When the patient phoned he spoke to a practice nurse, who correctly advised him that his results were normal. The patient saw no reason to talk to the GP directly, as he assumed that there was no reason for undue concern, as his results were normal. The GP was not informed of the conversation with the nurse. As the results were normal and he had not been phoned by the patient, he assumed that the problem had settled and thus no follow-up was instituted.

Four months later the patient presented to another GP at the practice, as the lump was increasing in size. The second GP recommended removal of the lump and advised that he was able to perform the surgery. He told the patient that his notes indicated that the first GP had referred him to an ENT specialist, and he was probably still on the waiting list. The patient elected to have the surgery performed by the GP rather than wait. At no time did the two GPs discuss the case.

The following week the second GP performed an excisional biopsy, during which the patient noted that there was a lot of blood and the GP "cut and thrust and pulled" for about 20 minutes. The GP abandoned the procedure when he realised that the lymph nodes were too deep. He arranged for referral to a private general surgeon, and further surgery confirmed a diagnosis of cancer.

The first doctor was found in breach of Right 4(4) of the Code. The Commissioner was critical of the system for managing patient test results and the failure to follow up as planned, and stated: "The potential cancer diagnosis for [the patient] required proactive follow-up. In my view, it was incumbent upon [the GP] to ensure that he discussed next steps (such as specialist referral) following the negative blood test results, and that appropriate action followed."

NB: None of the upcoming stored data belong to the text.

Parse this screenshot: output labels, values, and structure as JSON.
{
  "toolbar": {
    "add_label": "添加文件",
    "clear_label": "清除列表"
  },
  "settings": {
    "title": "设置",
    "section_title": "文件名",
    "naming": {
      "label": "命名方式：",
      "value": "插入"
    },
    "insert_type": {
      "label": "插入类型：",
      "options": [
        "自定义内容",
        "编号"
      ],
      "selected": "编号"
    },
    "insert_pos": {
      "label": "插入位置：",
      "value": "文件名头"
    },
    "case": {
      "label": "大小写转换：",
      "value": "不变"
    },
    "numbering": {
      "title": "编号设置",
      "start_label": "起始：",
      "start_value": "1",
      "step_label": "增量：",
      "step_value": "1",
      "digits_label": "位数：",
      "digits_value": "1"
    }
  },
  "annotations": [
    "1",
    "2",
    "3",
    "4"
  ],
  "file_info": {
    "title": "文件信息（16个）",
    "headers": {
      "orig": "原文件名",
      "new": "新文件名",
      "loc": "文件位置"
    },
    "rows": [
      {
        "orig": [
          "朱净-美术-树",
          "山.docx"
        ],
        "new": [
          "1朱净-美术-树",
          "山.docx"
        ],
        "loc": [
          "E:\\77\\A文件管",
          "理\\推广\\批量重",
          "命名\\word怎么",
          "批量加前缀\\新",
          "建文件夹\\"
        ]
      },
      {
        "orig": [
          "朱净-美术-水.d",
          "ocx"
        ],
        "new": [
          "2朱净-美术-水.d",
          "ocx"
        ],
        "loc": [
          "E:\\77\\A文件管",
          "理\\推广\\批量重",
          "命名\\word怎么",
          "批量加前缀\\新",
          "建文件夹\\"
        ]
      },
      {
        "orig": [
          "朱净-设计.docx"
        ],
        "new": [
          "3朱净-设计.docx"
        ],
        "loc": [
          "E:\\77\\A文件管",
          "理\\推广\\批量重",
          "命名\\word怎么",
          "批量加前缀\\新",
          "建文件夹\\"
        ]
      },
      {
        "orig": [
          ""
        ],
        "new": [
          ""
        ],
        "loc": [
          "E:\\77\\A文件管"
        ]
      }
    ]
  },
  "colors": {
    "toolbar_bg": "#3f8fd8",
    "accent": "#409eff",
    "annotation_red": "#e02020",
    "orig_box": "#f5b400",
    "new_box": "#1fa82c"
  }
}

The second GP was found in breach of Right 4(1) of the Code with regard to his decision to perform the excisional biopsy. The Commissioner noted that normal practice is initially to perform a fine needle aspiration in such cases.

Furthermore, the GP was unwise to perform the operation without sufficient experience, training or facilities to deal with such a procedure. Damage to the patient's parotid gland, which required removal by the general surgeon, was also found to be "an adverse event attributable to [the second GP's] inappropriate decision to attempt excisional biopsy".

This case highlights the need for efficient systems for handling test results and referrals, particularly in cases where the diagnosis may be severe. It also illustrates that GPs must be aware of their limitations and the need to err on the side of caution when considering whether to refer a patient for specialist care.